The European Union is looking into a fundamental reform of its migration policies, which have heaped pressure on some nations like Greece and Italy as over a million migrants and refugees arrived in Europe over the past year.
The EU Commission announced Wednesday it wants to amend the current principle where the first nation where a migrant arrives must process their asylum request. The policy is a central tenet of the 28-nation bloc’s migration system, which has failed over the past year, EU Vice-President Frans Timmermans said.
“The current system is not sustainable,” Timmermans said.
Instead, the Commission proposes to activate a “distribution key” to spread asylum applicants around the EU. That means each EU nation would have to take a set number of asylum-seekers, according to a quota devised by the bloc.
Still, a mandatory distribution of some asylum-seekers already in Europe has already caused serious frictions among many EU nations and the Commission’s proposal Wednesday to amend one rule was unlikely to change that immediately.
The Commission said in a document to EU institutions that “significant structural weaknesses and shortcomings” in the current system were rife, which placed “a disproportionate responsibility” on some nations, while others, mostly eastern European members, sought to shield their countries from having to carry much of the refugee burden.
The bloc’s inefficient rules on how to handle migration along with its slow decision-making once the refugee crisis hit last year have been fodder for critics who portray the EU as an inefficient, outmoded institution.
Even French President Francois Hollande, a staunch defender of the EU, was forced to admit Wednesday that the European Union’s biggest problem is its slow decision-making process — whether in the financial crisis, the fight against terrorism or a common response to the refugee crisis.

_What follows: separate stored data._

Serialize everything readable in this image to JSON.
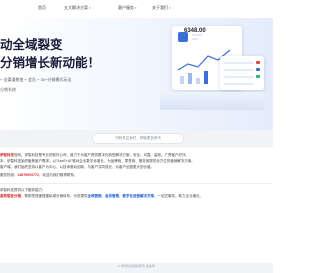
{
  "nav": {
    "items": [
      {
        "label": "首页"
      },
      {
        "label": "五大解决方案",
        "dropdown": true
      },
      {
        "label": "客户服务",
        "dropdown": true
      },
      {
        "label": "关于我们",
        "dropdown": true
      }
    ]
  },
  "hero": {
    "title_line1": "动全域裂变",
    "title_line2": "分销增长新动能！",
    "subtitle": "+ 全渠道裂变 + 会员 + 30+分销模式玩法",
    "subtitle2": "分销系统",
    "dashboard_amount": "6348.00"
  },
  "pagination": {
    "count": 3,
    "active": 0
  },
  "chip_text": "扫码关注我们，获取更多资讯",
  "content": {
    "p1_line1_lead": "伊智科技",
    "p1_line1_rest": "官网，伊智科技是专业的软件公司，致力于为客户提供数字化转型解决方案，安全、可靠、高效，广受客户好评。",
    "p1_line2": "本，伊智科技始终聚焦客户需求，以“SaaS+AI”驱动企业数字化增长，为品牌商、零售商、服务商提供全方位的营销解决方案。",
    "p1_line3": "客户端，我们始终坚持以客户为中心，以技术驱动创新，与客户共同成长，为客户创造更大的价值。",
    "phone_lead": "服务热线：",
    "phone_number": "13676009772",
    "phone_rest": "，欢迎与我们取得联系。",
    "p2_head": "伊智科技提供以下服务能力：",
    "p2_red": "高效裂变分销",
    "p2_mid": "，帮助您快速搭建私域分销体系，为您提供",
    "p2_blue": "全域营销、会员管理、数字化运营解决方案",
    "p2_tail": "，一站式服务，助力企业增长。"
  },
  "footer": {
    "text": "© 伊智科技版权所有  备案号"
  }
}
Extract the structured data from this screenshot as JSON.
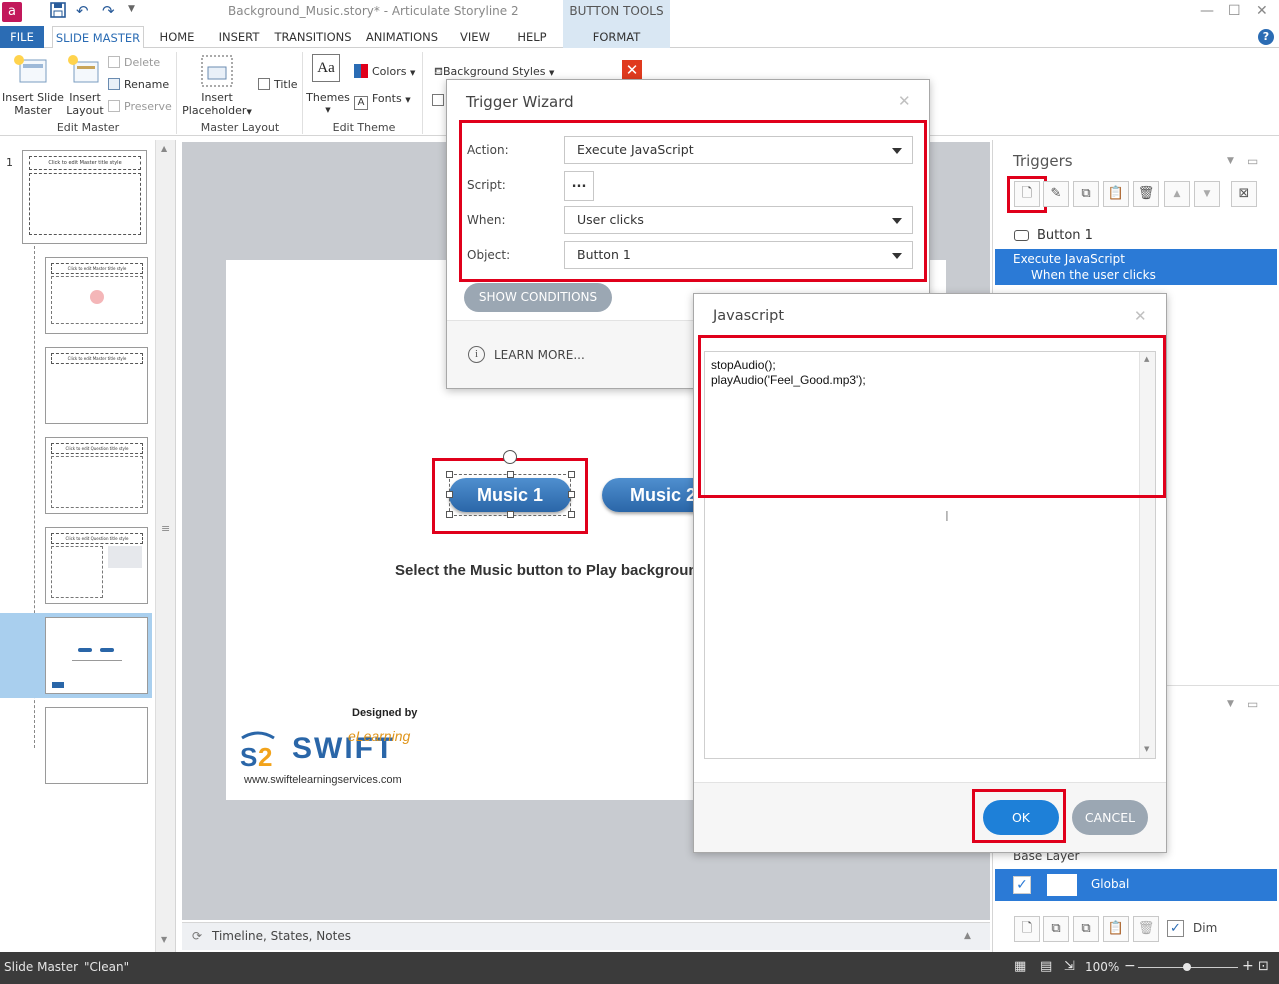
{
  "app": {
    "title": "Background_Music.story* - Articulate Storyline 2",
    "icon": "articulate-a-icon",
    "button_tools_label": "BUTTON TOOLS"
  },
  "tabs": [
    "FILE",
    "SLIDE MASTER",
    "HOME",
    "INSERT",
    "TRANSITIONS",
    "ANIMATIONS",
    "VIEW",
    "HELP",
    "FORMAT"
  ],
  "ribbon": {
    "insert_slide_master": "Insert Slide Master",
    "insert_slide_master_l1": "Insert Slide",
    "insert_slide_master_l2": "Master",
    "insert_layout_l1": "Insert",
    "insert_layout_l2": "Layout",
    "delete": "Delete",
    "rename": "Rename",
    "preserve": "Preserve",
    "edit_master": "Edit Master",
    "insert_placeholder_l1": "Insert",
    "insert_placeholder_l2": "Placeholder",
    "title_checkbox": "Title",
    "master_layout": "Master Layout",
    "themes": "Themes",
    "themes_icon_text": "Aa",
    "colors": "Colors",
    "fonts": "Fonts",
    "edit_theme": "Edit Theme",
    "background_styles": "Background Styles"
  },
  "slide_panel": {
    "slide_number": "1",
    "master_title": "Click to edit Master title style",
    "layout_title": "Click to edit Master title style",
    "question_title": "Click to edit Question title style"
  },
  "slide": {
    "button1": "Music 1",
    "button2": "Music 2",
    "instruction": "Select the Music button to Play background",
    "designed_by": "Designed by",
    "brand_swift": "SWIFT",
    "brand_elearning": "eLearning",
    "brand_url": "www.swiftelearningservices.com"
  },
  "bottom_bar": {
    "timeline": "Timeline, States, Notes"
  },
  "triggers": {
    "title": "Triggers",
    "object_name": "Button 1",
    "trigger_action": "Execute JavaScript",
    "trigger_when": "When the user clicks",
    "base_layer": "Base Layer",
    "global_layer": "Global",
    "dim": "Dim"
  },
  "trigger_wizard": {
    "title": "Trigger Wizard",
    "action_label": "Action:",
    "action_value": "Execute JavaScript",
    "script_label": "Script:",
    "script_button": "...",
    "when_label": "When:",
    "when_value": "User clicks",
    "object_label": "Object:",
    "object_value": "Button 1",
    "show_conditions": "SHOW CONDITIONS",
    "learn_more": "LEARN MORE..."
  },
  "javascript_dialog": {
    "title": "Javascript",
    "code_line1": "stopAudio();",
    "code_line2": "playAudio('Feel_Good.mp3');",
    "ok": "OK",
    "cancel": "CANCEL"
  },
  "statusbar": {
    "mode": "Slide Master",
    "theme": "\"Clean\"",
    "zoom": "100%"
  },
  "colors": {
    "accent": "#2b6cb4",
    "highlight_red": "#e0001b",
    "selected_row": "#2b7ad6",
    "button_blue": "#2a66a8"
  }
}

In an interview in the German daily Bild, Hollande said “in the end (Europe) always succeeds in finding a solution … but we have to pay a high price for the lost time.”
More than 53,000 refugees and migrants have been stranded in Greece since Austria and the Balkan nations north of Greece — Serbia, Croatia, Macedonia — closed their land borders last month.
Prior to that, hundreds of thousands fleeing war and poverty at home crossed the Aegean Sea from Turkey to Greece, then went over land to wealthy European nations like Germany and Sweden.
To stem that flow and break the Turkish smuggling rings ferrying migrants to Greece, the EU reached a deal with Turkey last month. Now those arriving on Greek islands from March 20 onwards who do not apply for asylum in Greece or whose application is rejected will be deported back to Turkey. For every Syrian returned to Turkey, another Syrian there will be relocated to a European country.
The deportations began Monday with 202 people being sent back from Greece to Turkey, but have been suspended for technical reasons.